O que já passou e não (nos) passa!
De entre os milhares de insuportabilidades que a vida nos oferece, há uma que parece ser mais pesada que todas as outras. Todos nós encontramos formas diferentes de falar da maior pedra que temos no sapato. O que já lá vai. O que já passou. O que ficou lá atrás. O que já deu o que tinha a dar. O passado. É o passado que nos ultrapassa. É o passado que, dolorosamente, não nos passa.
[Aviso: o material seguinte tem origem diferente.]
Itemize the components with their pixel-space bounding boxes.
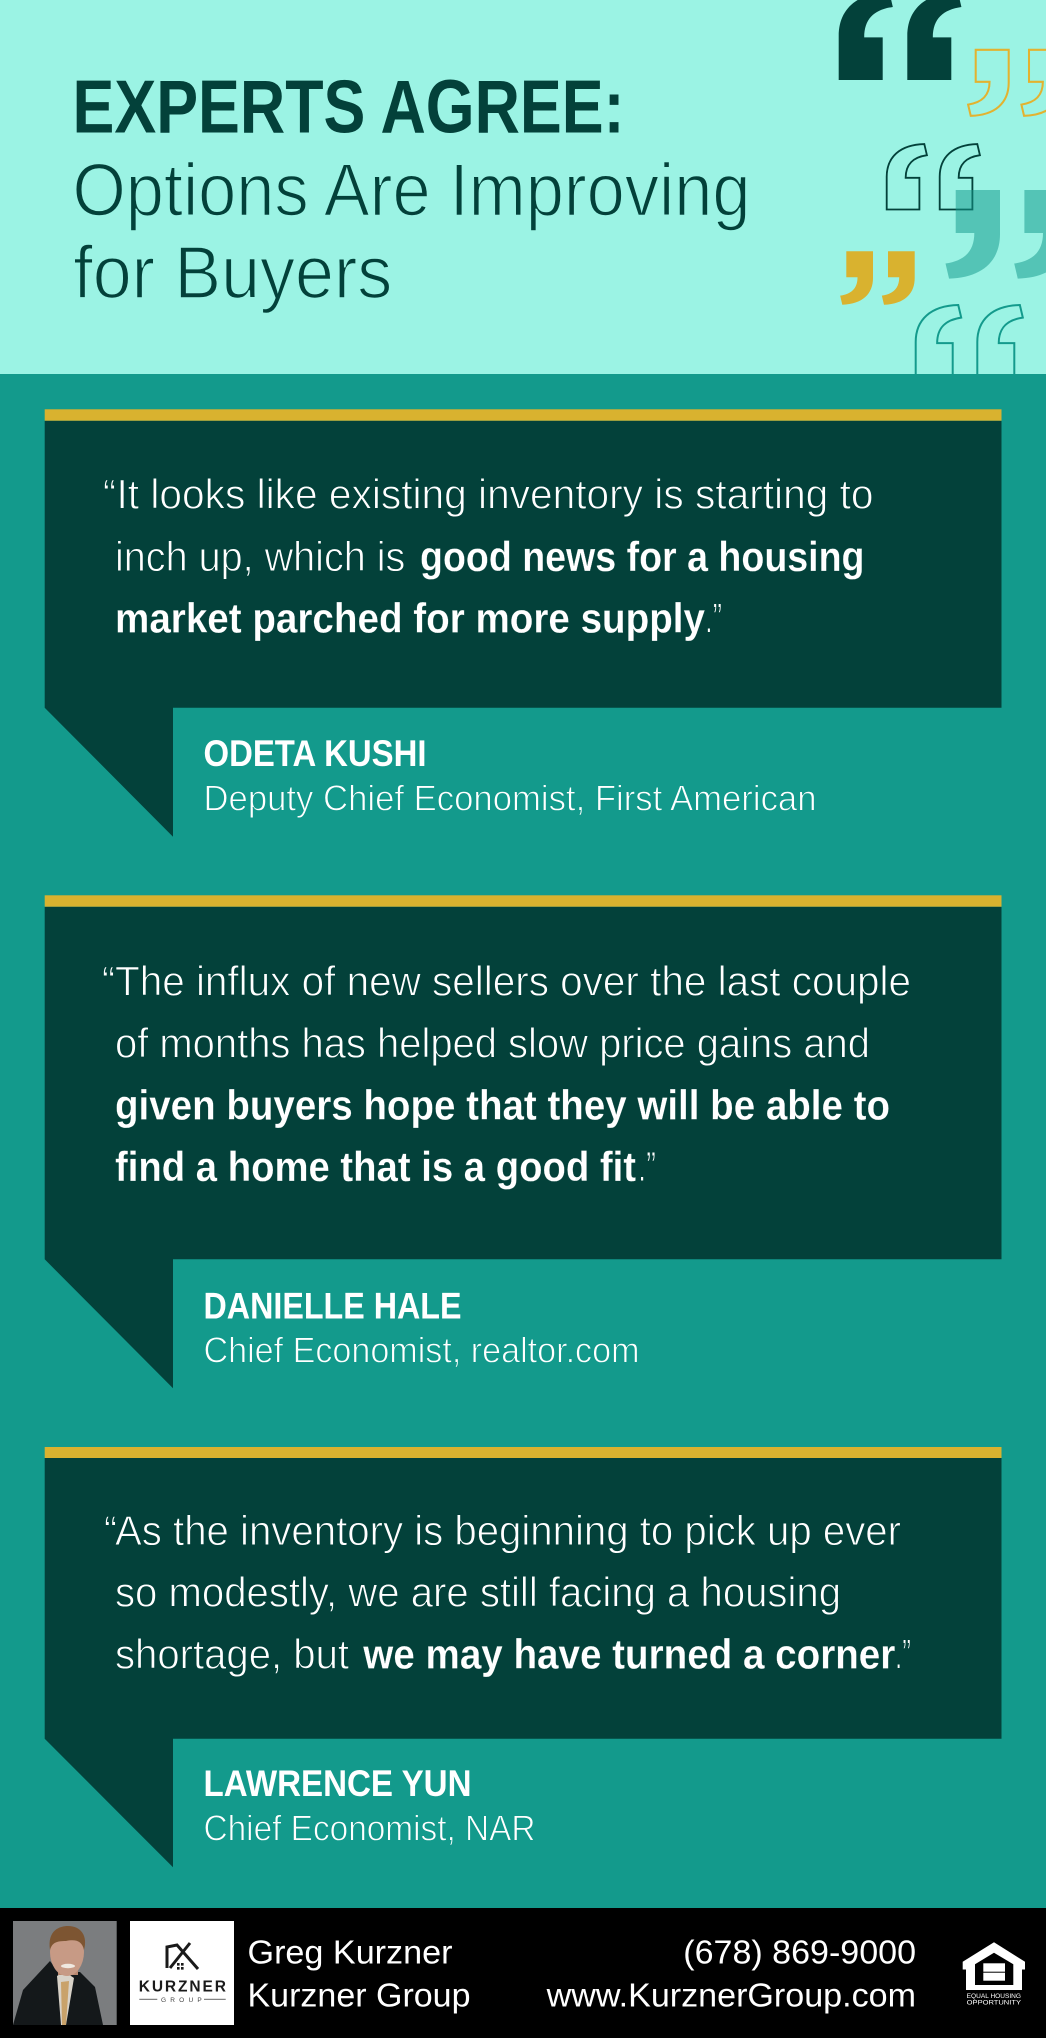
speech box with tail xyxy=(45,421,1001,837)
icon: dark filled opening quote xyxy=(839,0,961,80)
quote text: given buyers hope that they will be able to xyxy=(115,1081,890,1128)
panel: quote 2 Danielle Hale xyxy=(45,895,1001,1388)
quote text: “ xyxy=(103,471,116,518)
contact details xyxy=(546,1934,916,2015)
footer bar xyxy=(0,1908,1046,2038)
Kurzner Group logo xyxy=(130,1921,234,2025)
attribution: Chief Economist, realtor.com xyxy=(204,1329,640,1370)
quote text: we may have turned a corner xyxy=(362,1630,895,1677)
quote text: good news for a housing xyxy=(420,533,864,580)
panel: quote 3 Lawrence Yun xyxy=(45,1447,1001,1867)
quote text: market parched for more supply xyxy=(115,595,706,642)
contact details: www.KurznerGroup.com xyxy=(546,1978,916,2015)
icon: equal housing opportunity: OPPORTUNITY xyxy=(967,1999,1022,2006)
gold bar xyxy=(45,1447,1001,1458)
quote text: .” xyxy=(895,1630,911,1677)
icon: translucent teal closing quote xyxy=(946,190,1046,279)
attribution: Deputy Chief Economist, First American xyxy=(204,778,816,819)
quote text xyxy=(104,1507,911,1677)
logo wordmark: KURZNER xyxy=(139,1979,226,1996)
agent name and company: Greg Kurzner xyxy=(248,1934,452,1971)
gold bar xyxy=(45,895,1001,907)
quote text: The influx of new sellers over the last couple xyxy=(115,957,911,1004)
logo subline: GROUP xyxy=(161,1997,202,2004)
attribution xyxy=(204,1763,536,1849)
quote text: inch up, which is xyxy=(115,533,405,580)
attribution: ODETA KUSHI xyxy=(204,733,426,774)
icon: equal housing opportunity xyxy=(963,1942,1025,2006)
panel: quote 1 Odeta Kushi xyxy=(45,409,1001,837)
title: Options Are Improving xyxy=(72,148,750,232)
quote text: “ xyxy=(104,1507,117,1554)
quote text: “ xyxy=(102,957,115,1004)
attribution xyxy=(204,733,816,819)
gold bar xyxy=(45,409,1001,421)
icon: gold outline closing quote xyxy=(968,50,1046,116)
teal main panel xyxy=(0,374,1046,1908)
title xyxy=(72,65,750,314)
quote text: so modestly, we are still facing a housing xyxy=(115,1569,841,1616)
title: for Buyers xyxy=(73,231,392,314)
icon: equal housing opportunity: EQUAL HOUSING xyxy=(967,1993,1021,2000)
decorative quote marks xyxy=(839,0,1046,379)
agent name and company: Kurzner Group xyxy=(248,1978,470,2015)
title: EXPERTS AGREE: xyxy=(72,65,624,149)
quote text xyxy=(102,957,911,1190)
icon: dark outline opening quote xyxy=(887,144,980,210)
contact details: (678) 869-9000 xyxy=(683,1934,916,1971)
quote text: find a home that is a good fit xyxy=(115,1143,636,1190)
quote text xyxy=(103,471,874,642)
speech box with tail xyxy=(45,1458,1001,1867)
agent photo xyxy=(13,1921,117,2025)
quote text: As the inventory is beginning to pick up ever xyxy=(115,1507,901,1554)
quote text: shortage, but xyxy=(115,1630,349,1677)
attribution xyxy=(204,1285,640,1370)
icon: teal outline opening quote xyxy=(916,305,1023,379)
quote text: It looks like existing inventory is starting to xyxy=(116,471,874,518)
header background xyxy=(0,0,1046,374)
quote text: .” xyxy=(705,595,722,642)
speech box with tail xyxy=(45,907,1001,1388)
quote text: of months has helped slow price gains and xyxy=(115,1019,870,1066)
attribution: DANIELLE HALE xyxy=(204,1285,462,1326)
icon: gold filled closing quote xyxy=(840,251,915,305)
attribution: Chief Economist, NAR xyxy=(204,1808,536,1849)
attribution: LAWRENCE YUN xyxy=(204,1763,472,1804)
quote text: .” xyxy=(638,1143,656,1190)
logo mark xyxy=(167,1943,198,1970)
agent name and company xyxy=(248,1934,470,2015)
Apregoamos, demasiadas vezes, uma liberdade que não temos. Parece-me que a nossa liberdade está sempre condicionada. Somos livres mas não conseguimos esquecer o que nos fez desconfiar mais dos outros. Somos feitos de um sopro de vento mas não conseguimos digerir a treva que aquele alguém colocou em nós. Somos anunciadores do faço-o-que-bem-me-apetece mas não nos passa aquela sensação de mordaça que temos na garganta por todas as palavras que, ontem, não pudemos dizer.
Assim, e mergulhados nos nossos contornos de liberdade, vamos avançando sem sair do mesmo lugar. Temos correntes que aprendemos a esticar mas que não conseguimos aprender a cortar. E o laço com o passado ali fica. Até nunca apodrecer. O problema pode ser, exatamente, esse. O passado não passa. Comecemos por aí. Se o passado não passa, que atitude me resta? Aprender a suportar essa presença quase imposta. O passado é teu. É meu. Foste tu que viveste o que estava a acontecer contigo nesse tempo determinado. Nesse momento específico. Fui eu que vi o que me mudou para sempre e não me deixa voltar àquilo que já tinha sido. O passado não nos passa porque é nosso. Foi nosso. Faz parte do caminho que nos trouxe até aqui. São os quilómetros que me fazem ser do tamanho daquilo que sou.
No entanto, viver do passado não é viver. Há o perigo de nos tornarmos reféns do que já lá vai se não soubermos encontrar o lugar certo para arrumar o que ficou congelado naquele instante lá atrás. O desejo de mudar o que se fez é quase estúpido. Fizemos o que podíamos fazer com aquilo que, nessa altura, sabíamos. É muito fácil dizer que “se fosse agora fazia tão diferente”. Pois claro. Seria simples assim. Não conheceríamos a sensação de errar. De ter feito mal. De sofrer com a falha. Mas também não nos seria possível encontrar a alegria das segundas oportunidades.
Por isso, e mesmo que o passado não te passe, passa à frente!